At the time, Speirs criticised the developer for ignoring the façade’s local heritage-listing when it tried to submit plans to the State Commission Assessment Panel (SCAP) in July proposing to demolish the building.
The new plans, lodged on behalf of Charter Hall by Future Urban Group and to be assessed by the SCAP today, include 16 levels of mixed retail and office space, featuring approximately 1000 square-metres of ground floor commercial space, a 2750 square-metre supermarket and 39,000 square-metres of office floor area.
The 64.4-metre-high building will include eight retail outlets, a pedestrian mall connecting King William Street to James Place and a wellness centre.
The Sands and McDougall building frontage and canopy is proposed to be incorporated within a two to three-storey podium on King William Street, providing an entry to the office tower.
The Government Architect and Heritage South Australia have commended the plans, prompting the State Government to recommend development approval.
In his report to the SCAP, government planning consultant Damian Dawson wrote that the glazed office tower was “likely to provide a distinct and contemporary sculptural element within the CBD skyline”.
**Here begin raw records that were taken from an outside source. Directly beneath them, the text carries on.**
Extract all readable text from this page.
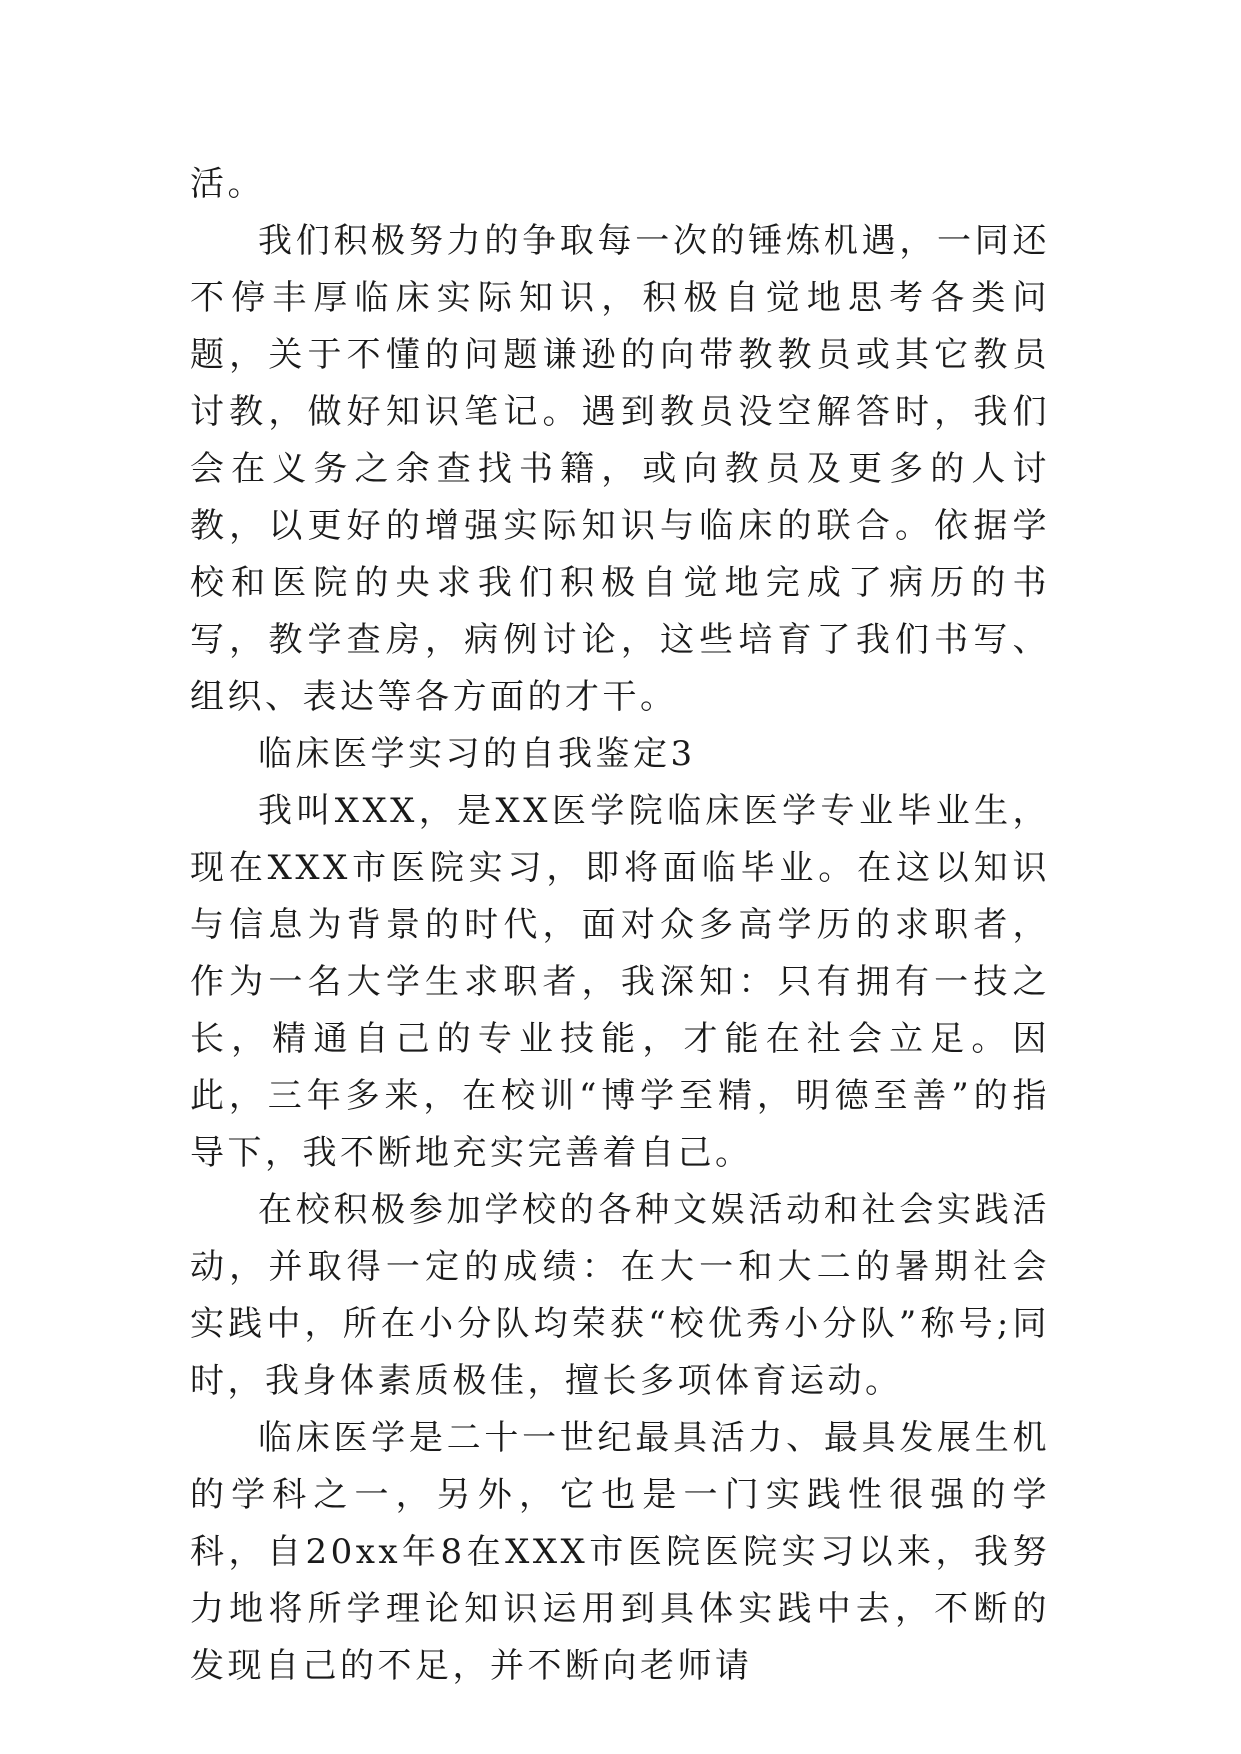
活。

我们积极努力的争取每一次的锤炼机遇，一同还不停丰厚临床实际知识，积极自觉地思考各类问题，关于不懂的问题谦逊的向带教教员或其它教员讨教，做好知识笔记。遇到教员没空解答时，我们会在义务之余查找书籍，或向教员及更多的人讨教，以更好的增强实际知识与临床的联合。依据学校和医院的央求我们积极自觉地完成了病历的书写，教学查房，病例讨论，这些培育了我们书写、组织、表达等各方面的才干。

临床医学实习的自我鉴定3

我叫XXX，是XX医学院临床医学专业毕业生，现在XXX市医院实习，即将面临毕业。在这以知识与信息为背景的时代，面对众多高学历的求职者，作为一名大学生求职者，我深知：只有拥有一技之长，精通自己的专业技能，才能在社会立足。因此，三年多来，在校训“博学至精，明德至善”的指导下，我不断地充实完善着自己。

在校积极参加学校的各种文娱活动和社会实践活动，并取得一定的成绩：在大一和大二的暑期社会实践中，所在小分队均荣获“校优秀小分队”称号;同时，我身体素质极佳，擅长多项体育运动。

临床医学是二十一世纪最具活力、最具发展生机的学科之一，另外，它也是一门实践性很强的学科，自20xx年8在XXX市医院医院实习以来，我努力地将所学理论知识运用到具体实践中去，不断的发现自己的不足，并不断向老师请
He wrote that the architects had sought to “provide a sense of the former footprint of the (Sands and MacDougall) building within the entrance foyer” by including a lounge area directly behind the retained façade.
“The façade will be activated with a new entrance door and will be visible both from the outside and within the foyer on account of the recessed glazing line either side of the façade and the retention of the side wall returns of the building,” he wrote.
“The podium treatment along King William Street is lifted to 3 storeys adjacent the heritage façade to better reflect the proportions of the heritage building.
“The heritage façade and canopy will form a prominent entrance to the office tower and will ultimately assist in providing a level of recognition and identity to the office tower above.”
In her submission to the SCAP, government architect Kirsteen Mackay wrote that the development was a “rare opportunity” due to its size and central CBD location.
She said the design featured “convincing integration” of the state heritage place that “celebrated” its history.
The plans also feature 39 car parking spaces and 283 bicycle parking spaces.